Methods: A probability and cost analysis was performed. Using calculations based on official world-level data of
positive doping test results, sensitivity and frequency of testing in 93 categories of sport, and estimates of numerical
characteristics (frequency, window of detectability, test predictability)
Results: A low probability of doping detection was demonstrated; 0.029 for doping once a week by a single random
test with average sensitivity (40%) and window of detectability of 48 hours. With 12 tests a year probability of detection of
continuous doping is ~33%. To detect 100% of doping in one year 16-50 tests per athlete must be done costing ~$25,000.
Conclusion: Testing is not economically viable for effective detection. Changes are thus required to the current
system to combat sophisticated doping techniques.

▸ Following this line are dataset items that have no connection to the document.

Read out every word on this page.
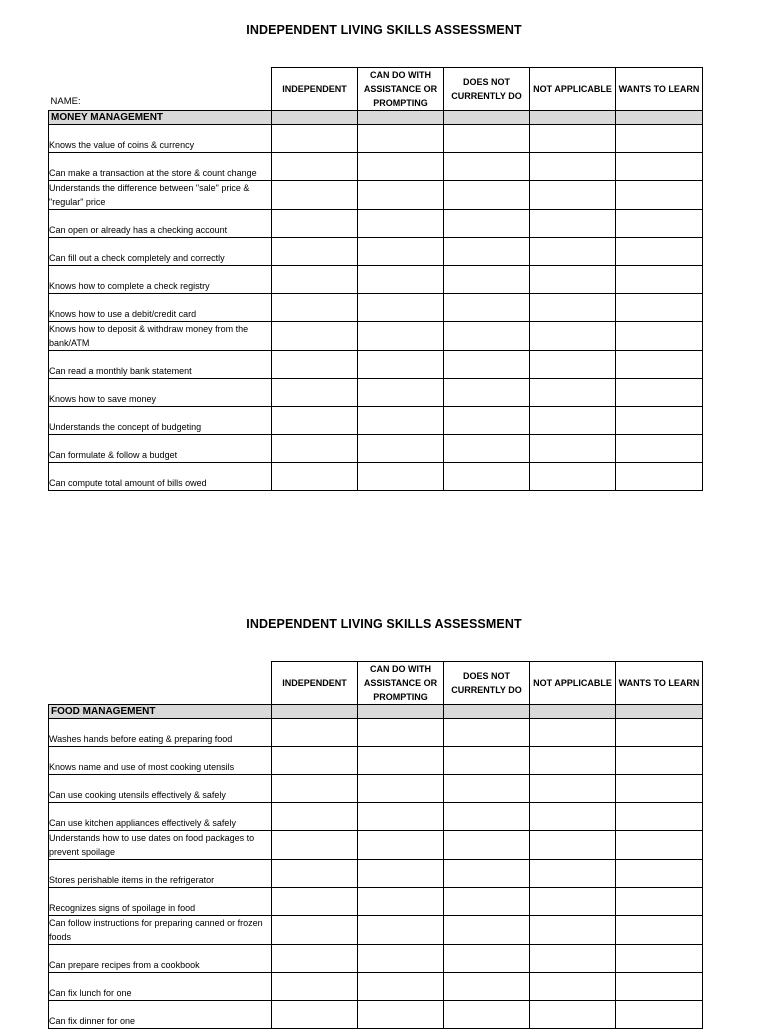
INDEPENDENT LIVING SKILLS ASSESSMENT
NAME:	INDEPENDENT	CAN DO WITH ASSISTANCE OR PROMPTING	DOES NOT CURRENTLY DO	NOT APPLICABLE	WANTS TO LEARN
MONEY MANAGEMENT					
Knows the value of coins & currency					
Can make a transaction at the store & count change					
Understands the difference between "sale" price & "regular" price					
Can open or already has a checking account					
Can fill out a check completely and correctly					
Knows how to complete a check registry					
Knows how to use a debit/credit card					
Knows how to deposit & withdraw money from the bank/ATM					
Can read a monthly bank statement					
Knows how to save money					
Understands the concept of budgeting					
Can formulate & follow a budget					
Can compute total amount of bills owed					
INDEPENDENT LIVING SKILLS ASSESSMENT
	INDEPENDENT	CAN DO WITH ASSISTANCE OR PROMPTING	DOES NOT CURRENTLY DO	NOT APPLICABLE	WANTS TO LEARN
FOOD MANAGEMENT					
Washes hands before eating & preparing food					
Knows name and use of most cooking utensils					
Can use cooking utensils effectively & safely					
Can use kitchen appliances effectively & safely					
Understands how to use dates on food packages to prevent spoilage					
Stores perishable items in the refrigerator					
Recognizes signs of spoilage in food					
Can follow instructions for preparing canned or frozen foods					
Can prepare recipes from a cookbook					
Can fix lunch for one					
Can fix dinner for one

The primary conclusion that can be drawn from this research is that the current system of anti-doping is, given the realities of the sporting world, ineffective at reaching the desired goals.
This is assuming the primary goal of the anti-doping system is to eliminate doping, irrespective of whether this is because of the athletes health, fairnessand equality or natural ability arguments.
Furthermore, it would seem that should the current system of anti-doping remain, significant increases would need to be made in the testing levels; this in turn would require a significant increase in revenue for anti-doping collection and testing. This may be economically impossible and thus other solutions to the ubiquitous problem of doping may need to be sought, outside of individual scientific tests.
The alternative is to invest additional funds into the development of more advanced, efficient and effective tests for the detection of doping.
If it were possible to increase the test reliability,the window of detectability and the range of substances that could be detected, this would mean the increase of the number of tests could be more modest. Such an increase may well be affordable. On the other hand, this would still not eliminate the issues with test predictability or corruption and as such further demonstrates the current system needs work in order to become both efficient and effective in deterring and punishing doping. The ABP appears to be the solution to the problem but further analysis reveals that it has its shortcomings just like chemical testing.
Overall it would seem that the current system, as it stands, needs to be reconsidered and reworked in order to be effective and efficient.